So, are computing gradients details of backpropagation that it is failing to abstract over, or are gradients the goal that backpropagation achieves? It isn't both, its just the latter.
This is like complaining about long division not behaving nicely when dividing by 0. The algorithm isn't the problem, and blaming the wrong part does not help understanding.
It distracts from what is actually helping which is using different functions with nicer behaving gradients, e.g., the Huber loss instead of quadratic.
It’s just an observation. It’s an abstraction in the classical computer science sense in that you stack some modules and the backprop is generated. It’s leaky in the sense that you cant fully abstract away the details because of the vanishing/exploding gradient issues you must be mindful of.
It is definitely a useful thing for people who are learning this topic to understand from day 1.
> It distracts from what is actually helping which is using different functions with nicer behaving gradients, e.g., the Huber loss instead of quadratic.

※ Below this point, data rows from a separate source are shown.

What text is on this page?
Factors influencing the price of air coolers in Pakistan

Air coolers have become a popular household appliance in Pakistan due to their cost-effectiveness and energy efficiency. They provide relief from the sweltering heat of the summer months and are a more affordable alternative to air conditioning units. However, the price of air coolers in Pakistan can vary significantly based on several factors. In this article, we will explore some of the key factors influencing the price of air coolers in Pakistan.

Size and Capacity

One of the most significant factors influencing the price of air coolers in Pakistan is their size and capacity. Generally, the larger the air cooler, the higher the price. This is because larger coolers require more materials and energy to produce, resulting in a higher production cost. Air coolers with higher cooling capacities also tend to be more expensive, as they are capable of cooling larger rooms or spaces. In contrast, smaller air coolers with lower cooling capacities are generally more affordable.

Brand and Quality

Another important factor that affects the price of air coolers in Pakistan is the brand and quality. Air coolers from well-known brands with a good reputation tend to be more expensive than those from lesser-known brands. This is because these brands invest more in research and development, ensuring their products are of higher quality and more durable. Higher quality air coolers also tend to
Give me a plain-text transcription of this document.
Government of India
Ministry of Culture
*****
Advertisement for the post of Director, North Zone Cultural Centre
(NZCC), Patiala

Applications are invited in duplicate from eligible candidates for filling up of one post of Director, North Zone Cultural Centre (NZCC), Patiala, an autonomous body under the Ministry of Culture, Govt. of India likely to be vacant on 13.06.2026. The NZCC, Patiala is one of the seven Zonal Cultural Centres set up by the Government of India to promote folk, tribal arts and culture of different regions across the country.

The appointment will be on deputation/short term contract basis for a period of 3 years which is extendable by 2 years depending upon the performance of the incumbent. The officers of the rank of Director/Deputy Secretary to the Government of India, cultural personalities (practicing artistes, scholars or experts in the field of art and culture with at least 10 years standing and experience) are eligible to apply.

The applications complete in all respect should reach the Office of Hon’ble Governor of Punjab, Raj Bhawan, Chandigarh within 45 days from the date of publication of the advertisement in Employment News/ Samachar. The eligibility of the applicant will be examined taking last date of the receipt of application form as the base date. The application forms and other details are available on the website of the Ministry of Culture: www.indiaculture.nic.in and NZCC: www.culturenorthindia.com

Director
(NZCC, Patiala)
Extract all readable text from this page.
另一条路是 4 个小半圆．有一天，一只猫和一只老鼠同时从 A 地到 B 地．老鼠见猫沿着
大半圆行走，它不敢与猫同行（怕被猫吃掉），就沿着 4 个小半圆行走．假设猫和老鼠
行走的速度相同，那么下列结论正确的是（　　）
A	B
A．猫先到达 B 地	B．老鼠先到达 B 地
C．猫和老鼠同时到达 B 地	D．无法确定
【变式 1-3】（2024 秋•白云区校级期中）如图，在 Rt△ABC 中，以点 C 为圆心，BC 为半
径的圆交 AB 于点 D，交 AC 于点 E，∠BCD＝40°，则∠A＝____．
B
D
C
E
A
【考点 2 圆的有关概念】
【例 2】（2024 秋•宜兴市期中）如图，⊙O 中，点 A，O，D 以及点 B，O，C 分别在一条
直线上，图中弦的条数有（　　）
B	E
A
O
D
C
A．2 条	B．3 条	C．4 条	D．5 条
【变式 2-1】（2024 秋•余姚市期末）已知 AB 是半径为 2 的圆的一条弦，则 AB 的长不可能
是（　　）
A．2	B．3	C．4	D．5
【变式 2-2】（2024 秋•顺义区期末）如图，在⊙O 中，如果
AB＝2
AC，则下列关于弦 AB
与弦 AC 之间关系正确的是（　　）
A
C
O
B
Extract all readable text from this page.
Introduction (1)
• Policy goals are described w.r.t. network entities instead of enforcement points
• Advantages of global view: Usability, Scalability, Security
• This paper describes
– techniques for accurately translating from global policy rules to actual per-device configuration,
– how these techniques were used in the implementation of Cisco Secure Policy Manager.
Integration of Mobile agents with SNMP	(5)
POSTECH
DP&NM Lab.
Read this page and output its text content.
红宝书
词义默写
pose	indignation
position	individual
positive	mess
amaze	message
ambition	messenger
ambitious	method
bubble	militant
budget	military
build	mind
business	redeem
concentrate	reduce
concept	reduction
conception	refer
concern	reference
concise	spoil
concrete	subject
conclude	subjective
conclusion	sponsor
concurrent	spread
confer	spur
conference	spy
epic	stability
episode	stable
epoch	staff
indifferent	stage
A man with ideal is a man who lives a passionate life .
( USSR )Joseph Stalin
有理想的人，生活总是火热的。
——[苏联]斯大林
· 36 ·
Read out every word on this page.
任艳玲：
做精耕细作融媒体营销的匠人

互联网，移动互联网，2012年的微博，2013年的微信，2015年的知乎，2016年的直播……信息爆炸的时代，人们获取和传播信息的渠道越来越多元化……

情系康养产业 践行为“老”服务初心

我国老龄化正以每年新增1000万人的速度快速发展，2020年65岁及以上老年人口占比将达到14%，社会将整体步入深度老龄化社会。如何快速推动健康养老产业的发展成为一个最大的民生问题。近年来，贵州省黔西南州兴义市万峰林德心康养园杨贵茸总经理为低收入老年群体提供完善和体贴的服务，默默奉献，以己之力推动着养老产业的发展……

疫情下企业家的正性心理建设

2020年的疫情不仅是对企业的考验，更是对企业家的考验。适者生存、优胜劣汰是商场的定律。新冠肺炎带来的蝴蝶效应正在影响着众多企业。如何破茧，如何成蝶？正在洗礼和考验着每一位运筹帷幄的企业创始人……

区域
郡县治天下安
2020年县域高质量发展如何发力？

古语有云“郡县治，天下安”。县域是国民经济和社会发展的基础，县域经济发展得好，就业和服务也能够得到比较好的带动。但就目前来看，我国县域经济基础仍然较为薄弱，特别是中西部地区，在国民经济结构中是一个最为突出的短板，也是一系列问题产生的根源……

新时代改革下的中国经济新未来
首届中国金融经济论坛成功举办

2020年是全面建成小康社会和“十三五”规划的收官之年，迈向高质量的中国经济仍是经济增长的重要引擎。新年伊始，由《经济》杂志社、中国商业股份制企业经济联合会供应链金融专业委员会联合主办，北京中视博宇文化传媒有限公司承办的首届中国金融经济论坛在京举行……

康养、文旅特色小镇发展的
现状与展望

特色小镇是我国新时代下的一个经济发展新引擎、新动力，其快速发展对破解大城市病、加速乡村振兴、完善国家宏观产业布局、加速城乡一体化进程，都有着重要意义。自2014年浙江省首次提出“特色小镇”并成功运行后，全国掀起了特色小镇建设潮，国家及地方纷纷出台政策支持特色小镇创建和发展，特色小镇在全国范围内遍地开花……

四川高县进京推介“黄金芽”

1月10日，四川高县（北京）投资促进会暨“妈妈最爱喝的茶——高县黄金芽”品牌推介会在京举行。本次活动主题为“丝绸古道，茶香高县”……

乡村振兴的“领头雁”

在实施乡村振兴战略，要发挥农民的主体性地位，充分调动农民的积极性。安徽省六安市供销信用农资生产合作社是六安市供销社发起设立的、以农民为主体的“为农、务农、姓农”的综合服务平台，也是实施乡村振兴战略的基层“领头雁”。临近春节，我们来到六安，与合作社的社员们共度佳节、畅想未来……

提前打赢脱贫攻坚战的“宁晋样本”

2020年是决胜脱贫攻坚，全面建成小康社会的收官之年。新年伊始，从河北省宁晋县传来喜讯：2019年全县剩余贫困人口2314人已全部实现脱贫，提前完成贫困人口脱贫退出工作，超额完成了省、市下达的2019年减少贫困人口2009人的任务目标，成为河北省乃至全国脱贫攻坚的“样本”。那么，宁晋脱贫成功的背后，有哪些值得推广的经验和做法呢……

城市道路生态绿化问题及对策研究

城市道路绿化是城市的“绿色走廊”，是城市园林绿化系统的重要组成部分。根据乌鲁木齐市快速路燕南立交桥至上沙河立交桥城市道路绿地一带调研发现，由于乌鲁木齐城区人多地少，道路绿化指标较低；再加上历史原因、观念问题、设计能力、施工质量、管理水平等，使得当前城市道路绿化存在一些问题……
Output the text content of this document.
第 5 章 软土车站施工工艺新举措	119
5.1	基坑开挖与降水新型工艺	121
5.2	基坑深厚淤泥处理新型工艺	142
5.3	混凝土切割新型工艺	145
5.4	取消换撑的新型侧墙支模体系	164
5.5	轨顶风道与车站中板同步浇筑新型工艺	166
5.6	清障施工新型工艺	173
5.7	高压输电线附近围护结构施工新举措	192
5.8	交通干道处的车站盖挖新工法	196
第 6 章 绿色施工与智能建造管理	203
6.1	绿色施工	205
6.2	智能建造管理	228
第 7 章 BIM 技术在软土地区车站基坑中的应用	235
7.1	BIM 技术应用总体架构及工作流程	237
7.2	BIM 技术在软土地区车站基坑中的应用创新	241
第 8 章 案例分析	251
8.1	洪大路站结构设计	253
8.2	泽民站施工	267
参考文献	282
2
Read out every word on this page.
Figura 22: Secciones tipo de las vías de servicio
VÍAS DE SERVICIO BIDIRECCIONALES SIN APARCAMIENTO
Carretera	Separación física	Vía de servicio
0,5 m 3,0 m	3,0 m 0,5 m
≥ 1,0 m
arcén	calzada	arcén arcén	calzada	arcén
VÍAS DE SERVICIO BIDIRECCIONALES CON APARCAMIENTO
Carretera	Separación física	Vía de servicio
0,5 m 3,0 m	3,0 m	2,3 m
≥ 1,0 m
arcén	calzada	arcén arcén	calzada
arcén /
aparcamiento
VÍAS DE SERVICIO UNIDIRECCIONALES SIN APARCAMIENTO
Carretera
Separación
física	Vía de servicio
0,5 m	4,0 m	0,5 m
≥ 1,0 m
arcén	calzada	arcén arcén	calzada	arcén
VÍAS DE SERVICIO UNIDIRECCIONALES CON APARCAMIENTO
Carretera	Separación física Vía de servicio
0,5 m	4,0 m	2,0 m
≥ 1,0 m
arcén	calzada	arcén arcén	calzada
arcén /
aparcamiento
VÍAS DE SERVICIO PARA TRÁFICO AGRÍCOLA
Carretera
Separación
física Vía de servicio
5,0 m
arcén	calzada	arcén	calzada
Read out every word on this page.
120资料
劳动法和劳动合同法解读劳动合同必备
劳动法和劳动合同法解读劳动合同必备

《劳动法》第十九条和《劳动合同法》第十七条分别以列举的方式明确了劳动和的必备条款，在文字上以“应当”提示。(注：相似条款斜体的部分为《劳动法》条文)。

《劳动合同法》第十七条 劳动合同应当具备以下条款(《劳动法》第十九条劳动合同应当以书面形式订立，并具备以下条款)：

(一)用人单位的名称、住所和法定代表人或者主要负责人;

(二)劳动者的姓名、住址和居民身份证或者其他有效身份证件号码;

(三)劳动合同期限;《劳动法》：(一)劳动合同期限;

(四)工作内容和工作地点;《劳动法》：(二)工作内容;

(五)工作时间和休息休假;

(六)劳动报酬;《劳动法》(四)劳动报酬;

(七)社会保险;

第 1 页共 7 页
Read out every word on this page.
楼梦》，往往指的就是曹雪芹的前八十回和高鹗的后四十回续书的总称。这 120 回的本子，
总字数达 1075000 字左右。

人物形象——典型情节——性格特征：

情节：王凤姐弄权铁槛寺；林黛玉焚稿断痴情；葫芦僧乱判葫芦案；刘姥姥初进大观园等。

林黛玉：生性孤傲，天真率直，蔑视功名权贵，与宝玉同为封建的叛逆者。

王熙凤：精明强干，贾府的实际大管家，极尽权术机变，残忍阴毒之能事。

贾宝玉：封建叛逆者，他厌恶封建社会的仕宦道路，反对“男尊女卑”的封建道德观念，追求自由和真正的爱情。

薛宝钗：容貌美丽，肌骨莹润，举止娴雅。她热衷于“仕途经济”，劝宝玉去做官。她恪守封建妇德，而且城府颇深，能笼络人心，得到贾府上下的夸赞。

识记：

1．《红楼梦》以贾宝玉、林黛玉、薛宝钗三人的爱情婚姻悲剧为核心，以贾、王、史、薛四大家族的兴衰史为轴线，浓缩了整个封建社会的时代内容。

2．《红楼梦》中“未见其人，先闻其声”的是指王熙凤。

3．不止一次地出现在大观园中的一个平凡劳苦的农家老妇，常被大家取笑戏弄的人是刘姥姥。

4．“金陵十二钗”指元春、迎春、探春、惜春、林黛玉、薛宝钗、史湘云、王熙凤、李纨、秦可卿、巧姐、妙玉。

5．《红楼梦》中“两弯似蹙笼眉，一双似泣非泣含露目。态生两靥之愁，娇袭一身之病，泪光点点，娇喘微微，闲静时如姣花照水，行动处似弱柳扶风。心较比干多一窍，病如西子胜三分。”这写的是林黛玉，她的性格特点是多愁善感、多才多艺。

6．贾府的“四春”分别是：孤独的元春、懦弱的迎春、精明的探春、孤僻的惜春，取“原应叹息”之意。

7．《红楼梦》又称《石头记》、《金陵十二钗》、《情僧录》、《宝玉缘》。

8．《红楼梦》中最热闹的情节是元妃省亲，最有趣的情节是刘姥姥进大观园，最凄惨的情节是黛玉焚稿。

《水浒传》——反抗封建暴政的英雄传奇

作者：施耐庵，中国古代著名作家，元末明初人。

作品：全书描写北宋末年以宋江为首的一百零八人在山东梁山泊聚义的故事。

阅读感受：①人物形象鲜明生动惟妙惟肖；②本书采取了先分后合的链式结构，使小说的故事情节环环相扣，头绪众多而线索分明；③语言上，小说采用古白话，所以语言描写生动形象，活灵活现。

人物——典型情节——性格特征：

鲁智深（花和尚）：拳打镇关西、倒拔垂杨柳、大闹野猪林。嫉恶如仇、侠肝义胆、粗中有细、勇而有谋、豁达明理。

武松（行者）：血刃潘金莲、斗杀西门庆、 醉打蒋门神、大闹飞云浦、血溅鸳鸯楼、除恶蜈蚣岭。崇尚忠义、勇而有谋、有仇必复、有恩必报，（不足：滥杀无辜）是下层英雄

Fully agree. It's not the "fault" of Backprop. It does what you tell it to do, find the direction in which your loss is reduced the most. If the first layers get no signal because the gradient vanishes, then the reason is your network layout: Very small modifications in the initial layers would lead to very large modifications in the final layers (essentially an unstable computation), so gradient descend simply cannot move that fast.
Instead, it's a vital signal for debugging your network. Inspecting things like gradient magnitudes per layer shows you might have vanishing or exploding gradients. And that has lead to great inventions how to deal with that, such as residual networks and a whole class of normalization methods (such as batch normalization).